I know, as always, I’m a bit late with updates, but just in case you don’t know yet, the Microsoft guys finally opened www.xna.com. Finally, a complete website dedicated to XNA instead of the cramped MSDN section!

The developer area has been moved to http://creators.xna.com, including a wealth of tutorials and a revamped discussion area.

This weekend, I tried finally getting texture splatting to work for my Island War terrain renderer… and failed miserably :D. Look for yourself:

Screenshot of a height-mapped terrain with lighting and textures

There’s a lot of tuning to do until this crappy… something… looks like believable terrain. I’m not aiming for photorealism, but I’m not settling for a surreal landscape that stands out like a children’s painting would in an art gallery, either :)

Island War Day 1

Alright, my next game is finally on its way. The game’s working title will be “Island War”, which describes the setting of this game pretty well: small islands at war with each other.

And it won’t be like any other strategy title you might have played. I’m planning to remove the tediousness from the RTS genre by getting rid of micro management and unit placement.

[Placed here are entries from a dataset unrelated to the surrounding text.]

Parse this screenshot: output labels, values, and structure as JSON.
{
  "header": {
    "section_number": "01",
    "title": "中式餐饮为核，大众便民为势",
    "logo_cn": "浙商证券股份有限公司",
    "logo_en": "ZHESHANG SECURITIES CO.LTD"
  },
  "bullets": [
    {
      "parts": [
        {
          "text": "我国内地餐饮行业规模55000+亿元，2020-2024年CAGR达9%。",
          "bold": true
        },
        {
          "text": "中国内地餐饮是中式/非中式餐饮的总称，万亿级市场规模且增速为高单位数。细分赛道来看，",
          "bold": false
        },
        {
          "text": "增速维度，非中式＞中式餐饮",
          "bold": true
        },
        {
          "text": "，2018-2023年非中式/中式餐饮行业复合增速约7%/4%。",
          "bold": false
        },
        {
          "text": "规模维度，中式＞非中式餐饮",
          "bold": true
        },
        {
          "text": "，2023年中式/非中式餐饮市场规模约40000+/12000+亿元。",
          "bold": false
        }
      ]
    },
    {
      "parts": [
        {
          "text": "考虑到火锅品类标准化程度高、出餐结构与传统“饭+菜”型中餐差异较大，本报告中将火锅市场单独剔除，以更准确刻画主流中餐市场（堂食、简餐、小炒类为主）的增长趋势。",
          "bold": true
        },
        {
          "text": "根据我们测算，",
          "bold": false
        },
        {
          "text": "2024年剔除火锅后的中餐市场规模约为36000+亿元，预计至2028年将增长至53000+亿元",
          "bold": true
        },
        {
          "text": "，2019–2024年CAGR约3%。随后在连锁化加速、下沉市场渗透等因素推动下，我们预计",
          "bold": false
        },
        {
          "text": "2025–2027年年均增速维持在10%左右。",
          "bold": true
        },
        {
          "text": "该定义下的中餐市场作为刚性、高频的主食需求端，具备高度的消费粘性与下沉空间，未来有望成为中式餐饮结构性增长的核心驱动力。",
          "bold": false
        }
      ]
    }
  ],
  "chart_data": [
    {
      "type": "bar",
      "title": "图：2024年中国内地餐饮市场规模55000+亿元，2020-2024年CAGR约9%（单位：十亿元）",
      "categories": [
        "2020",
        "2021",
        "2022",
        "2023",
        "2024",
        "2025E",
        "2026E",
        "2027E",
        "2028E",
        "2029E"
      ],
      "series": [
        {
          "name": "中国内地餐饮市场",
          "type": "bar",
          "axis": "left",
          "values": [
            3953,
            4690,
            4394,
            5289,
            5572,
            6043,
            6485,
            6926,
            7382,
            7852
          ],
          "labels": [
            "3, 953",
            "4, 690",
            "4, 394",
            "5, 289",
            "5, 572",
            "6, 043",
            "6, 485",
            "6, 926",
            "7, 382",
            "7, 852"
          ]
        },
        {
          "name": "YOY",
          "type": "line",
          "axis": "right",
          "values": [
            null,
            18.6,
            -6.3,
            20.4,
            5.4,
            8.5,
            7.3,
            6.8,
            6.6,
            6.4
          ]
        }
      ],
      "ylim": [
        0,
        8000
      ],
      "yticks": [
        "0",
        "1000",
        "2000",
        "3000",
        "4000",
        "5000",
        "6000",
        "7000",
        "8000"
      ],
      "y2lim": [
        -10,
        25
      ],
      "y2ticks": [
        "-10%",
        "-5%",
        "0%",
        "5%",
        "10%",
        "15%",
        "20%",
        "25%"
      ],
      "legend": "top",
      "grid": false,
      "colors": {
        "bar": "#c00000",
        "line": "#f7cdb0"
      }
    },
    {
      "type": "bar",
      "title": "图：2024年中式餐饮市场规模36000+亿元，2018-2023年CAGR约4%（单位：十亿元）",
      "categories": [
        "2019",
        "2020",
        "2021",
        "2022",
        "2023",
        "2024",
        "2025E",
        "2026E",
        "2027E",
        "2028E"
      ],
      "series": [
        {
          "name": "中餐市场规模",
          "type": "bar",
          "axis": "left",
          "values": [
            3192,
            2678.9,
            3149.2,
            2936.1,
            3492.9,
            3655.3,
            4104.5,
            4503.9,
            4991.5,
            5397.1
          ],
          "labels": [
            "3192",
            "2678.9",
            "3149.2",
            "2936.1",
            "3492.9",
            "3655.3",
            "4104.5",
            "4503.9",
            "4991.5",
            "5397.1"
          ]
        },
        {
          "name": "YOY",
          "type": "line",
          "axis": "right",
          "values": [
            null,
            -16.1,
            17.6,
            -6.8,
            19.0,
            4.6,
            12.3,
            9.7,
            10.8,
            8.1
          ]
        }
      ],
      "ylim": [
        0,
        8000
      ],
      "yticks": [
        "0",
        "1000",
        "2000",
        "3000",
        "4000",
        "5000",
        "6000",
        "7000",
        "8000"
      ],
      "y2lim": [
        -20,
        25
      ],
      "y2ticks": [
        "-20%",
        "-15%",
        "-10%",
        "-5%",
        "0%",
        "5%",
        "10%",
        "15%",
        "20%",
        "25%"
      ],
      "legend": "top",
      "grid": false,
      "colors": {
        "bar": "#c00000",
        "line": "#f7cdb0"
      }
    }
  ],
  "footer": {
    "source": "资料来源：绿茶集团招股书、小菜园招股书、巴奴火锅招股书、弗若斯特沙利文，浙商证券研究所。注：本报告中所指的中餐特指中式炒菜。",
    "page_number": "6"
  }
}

I decided to try a different approach to the design of this game than I did with Ball Race. Instead of creating several GameComponents (like SceneGraph, EffectManager and GameStateManager) and spreading the game’s logic between them, I’ll try to model the game world in an object model designed for convenient use, so I can later set up my levels and launch the game with just a few lines of code.

Screenshot of a shaded height-mapped terrain without textures

The code so far incorporates an asset management system, the entire world expressed in an object model with load/save capability and can render dynamic height-mapped terrain allowing for real-time terrain deformation by explosions and other influences. I haven’t written the actual shaders yet, so this will look much better once I can get the shaders going.